NewsDay (Zimbabwe)

Workers have nothing to celebrate on May Day guest

- Cuthbert Mavheko ⬤Cuthbert Mavheko is a freelance journalist based in Bulawayo. He writes here in his personal capacity.

ON May 1, Zimbabwe joins the rest of the world to celebrate Workers’ Day. This internatio­nal holiday, also known as Internatio­nal Workers’ Day or May Day, was first celebrated on May 1 1890, and is observed annually on May 1. The day is marked with a public holiday in more than 80 countries.

Local Workers’ Day celebratio­ns are to be held under the theme: Restoring workers’ dignity. The celebratio­ns come at a time the living standards of the overwhelmi­ng majority of workers in the country have plummeted to very low levels, owing to the slave wages that workers are earning.

“While May 1 was set aside to celebrate the achievemen­ts of workers and the labour movement, in Zimbabwe there is really nothing to celebrate. The majority of workers in the country, in both public and private sectors, are paid salaries that are far below the poverty datum line of US$600 a month.

“This injustice is not only morally and economical­ly indefensib­le, but is a glaring violation of Section 65 (1) of our Constituti­on, which states that every person has the right to be paid a fair and reasonable wage,” an official from the National Employment Council of the Textile Industry has observed.

He further says: “It is a depressing state of affairs to note that while workers in industry are the pillars of the economy, the majority of them are so impoverish­ed that even a decent plate of isitshwala/sadza and beef is no longer guaranteed to them as the prices of mealie-meal and beef have spiked. In view of this, workers should attend the May Day commemorat­ions dressed in black attire to mourn the demise of their livelihood­s."
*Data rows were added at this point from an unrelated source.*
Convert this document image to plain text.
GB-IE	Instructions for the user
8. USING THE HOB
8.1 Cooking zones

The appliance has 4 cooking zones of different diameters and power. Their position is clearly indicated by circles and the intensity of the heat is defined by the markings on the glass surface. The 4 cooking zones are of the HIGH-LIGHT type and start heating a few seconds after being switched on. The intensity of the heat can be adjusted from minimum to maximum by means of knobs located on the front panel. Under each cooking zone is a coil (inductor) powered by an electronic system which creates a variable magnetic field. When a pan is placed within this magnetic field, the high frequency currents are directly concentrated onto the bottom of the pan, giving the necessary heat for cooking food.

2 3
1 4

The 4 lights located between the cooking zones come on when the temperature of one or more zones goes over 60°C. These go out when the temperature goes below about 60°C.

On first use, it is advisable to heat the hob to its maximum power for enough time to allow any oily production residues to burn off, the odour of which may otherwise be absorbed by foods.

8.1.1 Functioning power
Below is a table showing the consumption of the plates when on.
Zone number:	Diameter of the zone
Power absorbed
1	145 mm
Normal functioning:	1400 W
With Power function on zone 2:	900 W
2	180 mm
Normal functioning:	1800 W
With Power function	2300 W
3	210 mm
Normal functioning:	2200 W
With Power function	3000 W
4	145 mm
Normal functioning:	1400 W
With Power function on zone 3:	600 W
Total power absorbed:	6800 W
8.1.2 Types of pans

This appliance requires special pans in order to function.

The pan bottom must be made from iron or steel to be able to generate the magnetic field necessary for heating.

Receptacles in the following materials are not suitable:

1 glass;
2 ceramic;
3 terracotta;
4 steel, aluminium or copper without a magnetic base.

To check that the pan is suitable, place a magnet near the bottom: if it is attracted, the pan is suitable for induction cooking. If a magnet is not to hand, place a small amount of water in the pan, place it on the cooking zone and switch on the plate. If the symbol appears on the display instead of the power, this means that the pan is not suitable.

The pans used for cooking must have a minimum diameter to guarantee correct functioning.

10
It is this scribe’s considered view that the precipitou­s decline in the living standards of workers in the private sector, especially those in industry, was precipitat­ed by the previous government’s decision to give employers and workers’ unions the responsibi­lity to negotiate salary increments for workers in the private sector.

Workers’ unions hailed the decision as a progressiv­e one which, they said, would help usher in a rich socio-economic harvest for workers in industry, who were struggling to make ends meet due to the harsh economic climate in the country. However, this turned out to be mere wishful thinking.

Due to massive economic exploitati­on, the majority of workers in industry today find themselves in a catch-22 situation, amid reports that over 80% of them are languishin­g at the poverty extreme end of the pendulum.

In his novel Matigari author Ngugi Wa Thiong wrote: “There’s not a long night that does not end with dawn.” However, for legions of workers in industry, the long night of their economic enslavemen­t appears to have no end.

Since employers and labour unions assumed the responsibi­lity of negotiatin­g salary increments for workers in the private sector, workers in industry have endured a plethora of economic hardships, but have soldiered on patiently hoping labour unions would one day honour their pledge to transform the workplace in industry into the proverbial Garden of Eden with decent salaries for all workers. But this has remained just a pie in the sky.

One disturbing observatio­n that I made during my decade-long stint as a workers’ representa­tive in industry is that leaders of some labour unions in industry have abdicated their role of serving the interests of workers and, for the proverbial 30 pieces of silver, are now working hand in glove with employers in perpetuati­ng the economic subjugatio­n of the very workers, whose interests they are supposed to serve. This is nothing short of shameful and disgracefu­l.

Indeed, it is a tragic developmen­t in the history of trade unionism in Zimbabwe that some leaders of labour unions are necodimous­ly sleeping in the same bed with employers, who are exploiting their members (workers).

It has become disturbing­ly common for employers in industry to contend that they cannot hike the salaries of their workers to levels that are commensura­te with the cost of living because their enterprise­s are in the doldrums, owing to the slump in the economy. The tragic irony, however, is that the same employers pay company executives massive salaries and also shower them with a litany of lucrative feather-beddings.

It is no hidden secret that some company executives in industry are drowning in riches. They cavort about the countrysid­e in ostentatio­us German made car models and own grandiose palatial mansions in exclusive suburbs. The heartbreak­ing reality is that their opulent lifestyles are watered by the sweat of ordinary shopfloor workers, who are being exposed to a life of poverty and servitude that one scribe aptly described as modernday slavery.

What offends my own moral sensibilit­ies is that while Zimbabwe discarded the mantle of colonial rule in 1980, we still have among us some employers who view ordinary workers as providers of cheap labour.